The CPP's Mom Chimhuy, who is chairman of the Assembly's commission on religion and
education, countered that. He argued that it was only through education that Cambodia
could stop the disastrous spread of HIV/AIDS.
"Our Khmer society gives its highest respect to monks, so the monk has an important
role in educating the whole society," he said.
The law will outlaw discrimination on the basis that a person suffers from the disease
in a range of areas including education, housing, health care and running for public
office. It will also introduce criminal penalties in a bid to halt the epidemic's
spread.
"If you know you are infected with HIV you can be prosecuted if you infect another
person. This means a whole lot for protecting rights," Sochua said.
She acknowledged that dissemination and implementation of the law would prove the
biggest hurdles, and questioned the practicality of enforcing the criminal provision.
"If a man who is infected with HIV infects another person, how can you prove
it and gather evidence for a conviction when the judicial system is so questionable?"
Sochua asked. "How can a woman stand up in front of the judge and prosecutor
and say: 'This is who infected me'?"
Hor Bunleng, deputy director of the National Center for HIV/AIDS, said the legislation
was a welcome development in fighting the epidemic. He particularly welcomed the
law's provisions against advertising 'cures' for AIDS, which will require that advertisements
are first approved by the NAA.
"We want to do something for the people who are exploited. Every day local newspapers
[carry claims from] people who say they can cure AIDS," he said.
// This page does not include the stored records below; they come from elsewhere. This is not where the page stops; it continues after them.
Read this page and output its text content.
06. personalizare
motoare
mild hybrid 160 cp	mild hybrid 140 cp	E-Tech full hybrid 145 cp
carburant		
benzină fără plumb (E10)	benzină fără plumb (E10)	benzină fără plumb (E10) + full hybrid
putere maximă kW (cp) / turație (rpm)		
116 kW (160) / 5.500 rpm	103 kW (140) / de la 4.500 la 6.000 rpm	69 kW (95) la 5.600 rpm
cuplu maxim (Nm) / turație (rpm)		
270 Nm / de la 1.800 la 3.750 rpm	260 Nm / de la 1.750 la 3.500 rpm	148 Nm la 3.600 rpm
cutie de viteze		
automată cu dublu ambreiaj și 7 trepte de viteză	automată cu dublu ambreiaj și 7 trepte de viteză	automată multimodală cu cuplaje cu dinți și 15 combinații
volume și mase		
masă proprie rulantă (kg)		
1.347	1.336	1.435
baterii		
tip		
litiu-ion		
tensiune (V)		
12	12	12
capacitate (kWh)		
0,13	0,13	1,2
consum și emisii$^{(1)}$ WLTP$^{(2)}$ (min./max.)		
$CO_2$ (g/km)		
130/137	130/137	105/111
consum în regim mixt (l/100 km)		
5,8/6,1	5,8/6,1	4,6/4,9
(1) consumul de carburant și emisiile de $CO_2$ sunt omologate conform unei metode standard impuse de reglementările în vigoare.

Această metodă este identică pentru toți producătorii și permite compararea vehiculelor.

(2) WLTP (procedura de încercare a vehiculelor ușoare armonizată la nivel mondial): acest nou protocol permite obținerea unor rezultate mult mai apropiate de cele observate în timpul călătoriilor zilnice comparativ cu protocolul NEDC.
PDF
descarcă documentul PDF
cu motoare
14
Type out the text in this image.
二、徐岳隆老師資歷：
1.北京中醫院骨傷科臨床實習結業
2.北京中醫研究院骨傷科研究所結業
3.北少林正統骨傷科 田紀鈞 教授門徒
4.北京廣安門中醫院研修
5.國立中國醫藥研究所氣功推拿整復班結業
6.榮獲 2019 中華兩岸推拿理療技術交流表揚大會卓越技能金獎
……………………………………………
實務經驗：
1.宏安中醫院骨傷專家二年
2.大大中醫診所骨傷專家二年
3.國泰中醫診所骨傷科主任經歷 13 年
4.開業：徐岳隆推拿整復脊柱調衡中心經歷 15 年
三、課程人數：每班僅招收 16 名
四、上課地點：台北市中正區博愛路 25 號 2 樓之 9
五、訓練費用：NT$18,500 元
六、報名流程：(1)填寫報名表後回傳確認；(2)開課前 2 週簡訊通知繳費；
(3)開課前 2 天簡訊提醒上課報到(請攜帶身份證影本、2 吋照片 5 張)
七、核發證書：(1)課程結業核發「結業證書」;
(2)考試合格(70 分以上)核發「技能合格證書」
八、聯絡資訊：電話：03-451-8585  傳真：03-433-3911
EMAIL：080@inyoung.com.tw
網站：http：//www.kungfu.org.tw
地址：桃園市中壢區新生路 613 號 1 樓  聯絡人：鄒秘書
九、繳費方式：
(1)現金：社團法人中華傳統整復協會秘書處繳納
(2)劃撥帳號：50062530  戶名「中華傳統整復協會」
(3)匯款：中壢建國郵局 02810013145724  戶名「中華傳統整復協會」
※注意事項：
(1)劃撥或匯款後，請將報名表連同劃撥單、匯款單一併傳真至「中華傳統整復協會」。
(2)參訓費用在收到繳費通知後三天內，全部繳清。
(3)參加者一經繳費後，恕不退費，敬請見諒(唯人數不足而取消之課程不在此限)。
The legislation looks set to come into force as money from the UN's Global Fund for
HIV/AIDS is prepared for allocation. Cambodia has received $15 million over three
years from the billion-dollar fund.
Bunleng said the cash would be used in a three component prevention and care package.
The funds would be used to target high risk populations, provide care for people
living with HIV/AIDS, and in community based prevention programs.